Я присутствовал на свадьбе и принес поздравления Малике. Как будто между нами ничего не было. И я не переставал удивляться чувствам и их коварному обману, иллюзиям отрочества и мечтам юности, гнусности действительности и ее неприкрытой откровенности и горечи… Во всяком случае Али Юсуф был замечательным человеком, да и его доходы от адвокатской практики раз в десять превосходили мое жалованье. Он устроил Малике прекрасную жизнь, дал детям наилучшее образование и очень гордился их успехами. Конечно, его беспокоила их политическая деятельность, но не столько из-за противоречия с собственными вафдистскими симпатиями, сколько из-за опасности, угрожавшей им со стороны правительства. Вероятно, он даже обрадовался, что они эмигрировали в Саудовскую Аравию, однако вскоре его стала мучить неотвязная тоска по ним — ведь он был таким любящим отцом! Едва ли я когда-нибудь забуду его короткую схватку с болезнью и мучения его последних дней, как никогда не забуду и его кончину, оставившую после себя пустоту в моем сердце, которая никогда и ничем не заполнится…

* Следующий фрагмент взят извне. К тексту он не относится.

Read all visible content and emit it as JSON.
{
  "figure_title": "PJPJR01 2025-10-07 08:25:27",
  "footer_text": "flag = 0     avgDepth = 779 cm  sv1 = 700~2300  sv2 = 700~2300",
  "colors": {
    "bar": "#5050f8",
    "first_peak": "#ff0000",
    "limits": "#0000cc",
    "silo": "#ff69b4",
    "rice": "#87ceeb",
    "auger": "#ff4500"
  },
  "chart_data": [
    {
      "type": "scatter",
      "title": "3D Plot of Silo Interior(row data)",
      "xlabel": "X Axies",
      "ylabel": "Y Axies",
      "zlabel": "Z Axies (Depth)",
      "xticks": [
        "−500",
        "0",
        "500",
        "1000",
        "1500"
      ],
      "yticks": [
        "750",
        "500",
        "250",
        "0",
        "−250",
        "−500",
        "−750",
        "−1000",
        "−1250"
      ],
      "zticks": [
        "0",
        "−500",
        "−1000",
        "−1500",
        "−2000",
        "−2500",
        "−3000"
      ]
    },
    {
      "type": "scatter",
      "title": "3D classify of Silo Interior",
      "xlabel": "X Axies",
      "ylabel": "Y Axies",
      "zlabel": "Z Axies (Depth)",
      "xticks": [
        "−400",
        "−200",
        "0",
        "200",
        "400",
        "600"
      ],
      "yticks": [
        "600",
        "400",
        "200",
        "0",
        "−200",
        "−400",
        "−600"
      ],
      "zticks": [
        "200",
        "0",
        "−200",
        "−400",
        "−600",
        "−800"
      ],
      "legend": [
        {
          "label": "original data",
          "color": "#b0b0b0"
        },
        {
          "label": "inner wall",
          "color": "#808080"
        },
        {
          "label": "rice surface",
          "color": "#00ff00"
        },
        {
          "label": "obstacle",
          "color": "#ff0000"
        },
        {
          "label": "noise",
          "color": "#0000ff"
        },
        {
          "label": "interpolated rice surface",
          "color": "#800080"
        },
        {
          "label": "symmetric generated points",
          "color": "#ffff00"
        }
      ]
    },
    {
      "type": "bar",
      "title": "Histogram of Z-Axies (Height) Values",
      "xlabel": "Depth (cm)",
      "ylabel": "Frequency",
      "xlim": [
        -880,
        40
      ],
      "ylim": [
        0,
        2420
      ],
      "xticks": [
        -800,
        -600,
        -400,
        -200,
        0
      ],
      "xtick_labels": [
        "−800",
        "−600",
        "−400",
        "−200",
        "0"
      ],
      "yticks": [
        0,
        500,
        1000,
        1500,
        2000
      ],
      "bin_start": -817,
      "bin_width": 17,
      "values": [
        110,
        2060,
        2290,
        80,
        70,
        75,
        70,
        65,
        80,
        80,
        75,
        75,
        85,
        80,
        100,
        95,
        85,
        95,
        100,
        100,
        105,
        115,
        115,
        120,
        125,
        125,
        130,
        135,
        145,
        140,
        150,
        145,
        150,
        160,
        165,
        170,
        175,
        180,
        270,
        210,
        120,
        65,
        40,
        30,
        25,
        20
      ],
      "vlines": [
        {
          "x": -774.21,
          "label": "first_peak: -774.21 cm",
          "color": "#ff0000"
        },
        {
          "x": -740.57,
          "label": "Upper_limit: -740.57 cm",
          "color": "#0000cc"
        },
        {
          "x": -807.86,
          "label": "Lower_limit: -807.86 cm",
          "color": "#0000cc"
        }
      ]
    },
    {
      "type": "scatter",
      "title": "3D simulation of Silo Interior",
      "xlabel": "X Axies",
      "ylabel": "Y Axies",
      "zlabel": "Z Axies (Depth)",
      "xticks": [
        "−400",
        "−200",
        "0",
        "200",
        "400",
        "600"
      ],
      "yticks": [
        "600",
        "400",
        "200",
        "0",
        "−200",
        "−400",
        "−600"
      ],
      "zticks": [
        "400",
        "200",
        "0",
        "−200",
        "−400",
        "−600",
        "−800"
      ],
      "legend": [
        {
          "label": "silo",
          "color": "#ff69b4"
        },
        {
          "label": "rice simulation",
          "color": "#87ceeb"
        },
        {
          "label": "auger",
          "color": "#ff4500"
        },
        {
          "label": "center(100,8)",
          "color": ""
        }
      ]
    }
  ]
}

Единственным утешением в те дни было продвижение по служебной лестнице в министерстве да тайная связь с Умм Абдо. Я покорился судьбе, воплотившейся в трех женщинах со взвинченными нервами, вечно недовольных всем на свете. Они были как бы символом того времени, времени постоянно растущей дороговизны, противоречий и бед. После революции здоровье моей матери стало совсем плохим, душевное состояние Зейнаб тоже ухудшилось. В результате на меня обрушились новые расходы — на лечение и лекарства. Я уже привык к холостяцкой жизни, но прежнее стремление к браку и созданию своей семьи не покидало меня, словно бесконечный печальный сон, которому никогда не суждено сбыться. Когда же я наконец вырвусь из этой пещеры, заваленной отбросами?!
Меня печалило и одновременно радовало стремление этих женщин поскорее услужить мне и дать отдохнуть. Однако совсем не о таком отдыхе я мечтал! Они заковывали меня в железные кандалы, а жизнь, насмехаясь надо мной, проходила… Первой из тех, кто ушел, стала Умм Абдо, а вот мать, Фикрия и Зейнаб покинули этот мир только в последний год моей службы. Первой была мать, достигшая вершины старости, через несколько месяцев за ней последовала Фикрия, которой было семьдесят, а потом и Зейнаб — в шестьдесят восемь. Каждые похороны обходились мне в кругленькую сумму, так что я был вынужден даже занимать деньги. После всего этого я оказался совсем один в мире, охваченном безумием и потерявшим равновесие, в мире, где лимон стал стоить десять кыршей…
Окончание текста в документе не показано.